Edit vdisk-000001.vmdk:

  1. Take note of the CID value in vdisk.vmdk (=7f81b951)
  2. Take note of the file path of vdisk.vmdk (="/vmfs/volumes/478b9802-ce7ed955-96a4-0015c5fd9308/servername/)
  3. Point the parentCID value to the CID of vdisk.vmdk
    --> parentCID=7f81b951
  4. Point the parentNameHint field to the vdisk.vmdk file
    --> parentFileNameHint="/vmfs/volumes/478b9802-ce7ed955-96a4-0015c5fd9308/servername/vdisk.vmdk"

If the virtual disks assigned to the VM were not changed or altered in any way, the solution ends here. If the virtual disks were altered, or removed and then re-added, manually edit the appropriate virtual SCSI controller’s settings in the VM’s .vmx configuration file to point to the last child .vmdk in the snapshot chain.
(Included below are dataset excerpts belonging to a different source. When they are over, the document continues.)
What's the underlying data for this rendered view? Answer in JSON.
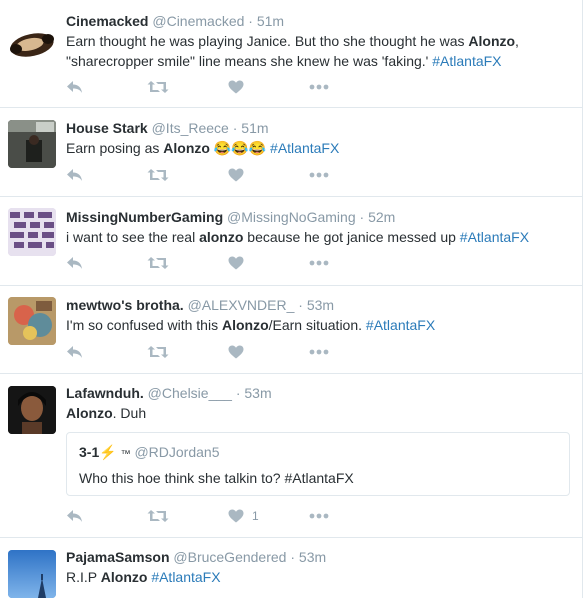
{
  "tweets": [
    {
      "fullname": "Cinemacked",
      "username": "@Cinemacked",
      "dot": "·",
      "time": "51m",
      "parts": [
        {
          "t": "Earn thought he was playing Janice. But tho she thought he was "
        },
        {
          "t": "Alonzo",
          "b": true
        },
        {
          "t": ", \"sharecropper smile\" line means she knew he was 'faking.' "
        },
        {
          "t": "#AtlantaFX",
          "h": true
        }
      ],
      "like_count": ""
    },
    {
      "fullname": "House Stark",
      "username": "@Its_Reece",
      "dot": "·",
      "time": "51m",
      "parts": [
        {
          "t": "Earn posing as "
        },
        {
          "t": "Alonzo",
          "b": true
        },
        {
          "t": " 😂😂😂 "
        },
        {
          "t": "#AtlantaFX",
          "h": true
        }
      ],
      "like_count": ""
    },
    {
      "fullname": "MissingNumberGaming",
      "username": "@MissingNoGaming",
      "dot": "·",
      "time": "52m",
      "parts": [
        {
          "t": "i want to see the real "
        },
        {
          "t": "alonzo",
          "b": true
        },
        {
          "t": " because he got janice messed up "
        },
        {
          "t": "#AtlantaFX",
          "h": true
        }
      ],
      "like_count": ""
    },
    {
      "fullname": "mewtwo's brotha.",
      "username": "@ALEXVNDER_",
      "dot": "·",
      "time": "53m",
      "parts": [
        {
          "t": "I'm so confused with this "
        },
        {
          "t": "Alonzo",
          "b": true
        },
        {
          "t": "/Earn situation. "
        },
        {
          "t": "#AtlantaFX",
          "h": true
        }
      ],
      "like_count": ""
    },
    {
      "fullname": "Lafawnduh.",
      "username": "@Chelsie___",
      "dot": "·",
      "time": "53m",
      "parts": [
        {
          "t": "Alonzo",
          "b": true
        },
        {
          "t": ". Duh"
        }
      ],
      "quote": {
        "name": "3-1",
        "bolt": "⚡",
        "tm": "™",
        "username": "@RDJordan5",
        "text": "Who this hoe think she talkin to? #AtlantaFX"
      },
      "like_count": "1"
    },
    {
      "fullname": "PajamaSamson",
      "username": "@BruceGendered",
      "dot": "·",
      "time": "53m",
      "parts": [
        {
          "t": "R.I.P "
        },
        {
          "t": "Alonzo",
          "b": true
        },
        {
          "t": " "
        },
        {
          "t": "#AtlantaFX",
          "h": true
        }
      ],
      "like_count": ""
    }
  ],
  "icons": {
    "reply": "reply-icon",
    "retweet": "retweet-icon",
    "like": "heart-icon",
    "more": "more-icon"
  },
  "colors": {
    "text": "#292f33",
    "muted": "#8899a6",
    "hashtag": "#2b7bb9",
    "action_icon": "#aab8c2",
    "divider": "#e1e8ed"
  }
}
Note: Perform the following steps in a text editor. Backup the original file prior to making any changes.

Edit servername.vmx:

  1. Locate the SCSI controller associated with the virtual disk that must be repaired. The first virtual disk will normally be assiged to virtual SCSI controller scsi0:0, the second virtual disk will normally be assigned to virtual SCSI controller scsi0:1, and the third virtual disk will normally be assigned to virtual SCSI controller scsi0:2 etc…
  2. Assuming that the second virtual disk must be repaired, locate the section of the file that references scsi0:1.
  3. Point the following field to the correct location of the last child .vmdk in the snapshot chain:
    scsi0:1.fileName="/vmfs/volumes/46fd62d479749c9697e30015c5fd9308/servername/vdisk-000002.vmdk - Note: The file path may vary, though the snapshots are stored in the same directory as the parent .vmdk (vdisk.vmdk) by default. Despite this, enter the complete path to the child .vmdk (vdisk-000002.vmdk), including any iSCSI volume guid’s etc...
  4. Save the file and restart the VM.
  5. If the VM does not boot, or if it complains that "The parent virtual disk has been modified since the child was created", verify the CID chain hierarchy and file paths, then retry. If the VM still does not boot, and the CID chains and file paths are all correct, the parent or child .vmdk files were probably altered or changed in an unrecoverable way, or they may not be the correct files!